ECB authority and Ukrainian volatility impact yields

“The tightening of CDS spreads, I believe is therefore driven by three factors,” writes John Brynjolfsson in the Armored Wolf LLC April letter to investors, a copy of which was reviewed by ValueWalk. John was PIMCO’s “lead expert on commodities and inflation-linked bonds” before founding Armored Wolf, says Jennifer Ablan of Reuters.
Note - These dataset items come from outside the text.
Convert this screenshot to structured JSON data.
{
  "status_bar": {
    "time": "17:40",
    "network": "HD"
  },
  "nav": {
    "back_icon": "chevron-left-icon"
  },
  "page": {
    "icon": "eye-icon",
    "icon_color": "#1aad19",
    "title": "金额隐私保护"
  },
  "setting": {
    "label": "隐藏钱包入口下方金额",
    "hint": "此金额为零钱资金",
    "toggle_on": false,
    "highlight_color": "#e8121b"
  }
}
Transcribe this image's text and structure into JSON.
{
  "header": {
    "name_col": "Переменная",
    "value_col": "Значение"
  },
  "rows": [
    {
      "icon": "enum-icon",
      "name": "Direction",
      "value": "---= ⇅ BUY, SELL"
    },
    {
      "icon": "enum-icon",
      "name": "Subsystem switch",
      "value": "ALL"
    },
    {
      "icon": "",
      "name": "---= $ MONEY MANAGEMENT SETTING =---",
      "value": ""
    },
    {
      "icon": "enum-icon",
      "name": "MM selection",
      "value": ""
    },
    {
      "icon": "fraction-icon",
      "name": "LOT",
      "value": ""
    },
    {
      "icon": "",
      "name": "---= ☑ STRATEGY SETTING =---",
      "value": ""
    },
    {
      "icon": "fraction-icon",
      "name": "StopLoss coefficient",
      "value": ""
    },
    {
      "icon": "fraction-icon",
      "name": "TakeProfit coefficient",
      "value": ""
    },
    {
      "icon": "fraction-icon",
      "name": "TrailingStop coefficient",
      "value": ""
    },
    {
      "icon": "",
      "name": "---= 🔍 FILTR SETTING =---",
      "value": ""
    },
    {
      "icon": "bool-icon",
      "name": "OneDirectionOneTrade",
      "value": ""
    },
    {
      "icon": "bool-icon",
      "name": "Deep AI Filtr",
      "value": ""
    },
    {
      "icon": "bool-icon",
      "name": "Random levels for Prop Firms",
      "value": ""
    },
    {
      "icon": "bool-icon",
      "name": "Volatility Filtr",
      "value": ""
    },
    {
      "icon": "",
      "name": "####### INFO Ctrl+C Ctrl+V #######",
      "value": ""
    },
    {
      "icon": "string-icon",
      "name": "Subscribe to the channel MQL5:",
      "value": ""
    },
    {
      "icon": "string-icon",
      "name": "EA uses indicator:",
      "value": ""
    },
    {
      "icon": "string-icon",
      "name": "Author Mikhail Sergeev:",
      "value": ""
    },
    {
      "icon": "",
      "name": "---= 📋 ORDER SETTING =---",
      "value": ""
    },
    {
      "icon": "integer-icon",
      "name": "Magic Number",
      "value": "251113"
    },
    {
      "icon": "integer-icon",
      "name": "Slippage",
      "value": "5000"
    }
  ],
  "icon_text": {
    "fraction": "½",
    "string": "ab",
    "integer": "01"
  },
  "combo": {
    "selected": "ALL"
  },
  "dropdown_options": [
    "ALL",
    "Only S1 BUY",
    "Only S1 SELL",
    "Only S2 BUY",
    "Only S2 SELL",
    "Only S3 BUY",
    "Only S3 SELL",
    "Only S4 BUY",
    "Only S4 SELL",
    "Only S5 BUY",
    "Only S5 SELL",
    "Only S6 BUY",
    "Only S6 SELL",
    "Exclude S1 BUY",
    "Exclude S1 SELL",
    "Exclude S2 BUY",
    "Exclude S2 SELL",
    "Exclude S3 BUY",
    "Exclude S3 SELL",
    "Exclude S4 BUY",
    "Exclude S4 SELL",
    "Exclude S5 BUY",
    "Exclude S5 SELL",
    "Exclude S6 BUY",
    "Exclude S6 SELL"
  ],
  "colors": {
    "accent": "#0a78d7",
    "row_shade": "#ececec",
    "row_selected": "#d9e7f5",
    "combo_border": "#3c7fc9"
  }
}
He argues that the situation in Europe, “represents the building of an unsustainable bubble, which is not supported by fundamentals, so rest upon a foundation known as ‘the greater fool’ theory.”

First, the European Central Bank has established its authority to impose ad hoc solutions to sovereign debt crises over the last few years, which has improved periphery spreads across the board even though Ireland and Italy, for example, are on completely different paths financially. One of the lessons from the sovereign debt crisis has been a sort of Draghi Put.

Brynjolfsson thinks the tension in Ukraine plays a role as well because even the tail risk of an existential conflict has put more mundane discussions (pension liabilities, inflation on hold indefinitely, with the side effect of letting the ECB continue with its accommodative monetary policies unimpeded. While he doesn’t mention it, geopolitical tensions often cause a flight to quality that may be playing a role in falling bond yields as well.

Without QE, perhaps we may have seen double digit deflation: Brynjolfsson

“I am at a loss as to how, or why, profligate central bank money printing, and extremely low (or zero) funding rates has not induced inflation globally,” writes Brynjolfsson. “Without QE perhaps we’d have double digit deflation as companies and individuals were buried by bad debts.”

He floats a few theories as to why this might be (delivering private institutions, cheap money being used for speculation instead of productivity growth), but whatever the reason, Brynjolfsson sees the surprisingly low rate of inflation as another factor pushing periphery EU bond yields down. Eventually, there doesn’t seem to be any way around interest rates normalizing “necessarily and painfully,” but doesn’t hazard a guess as to when this might happen.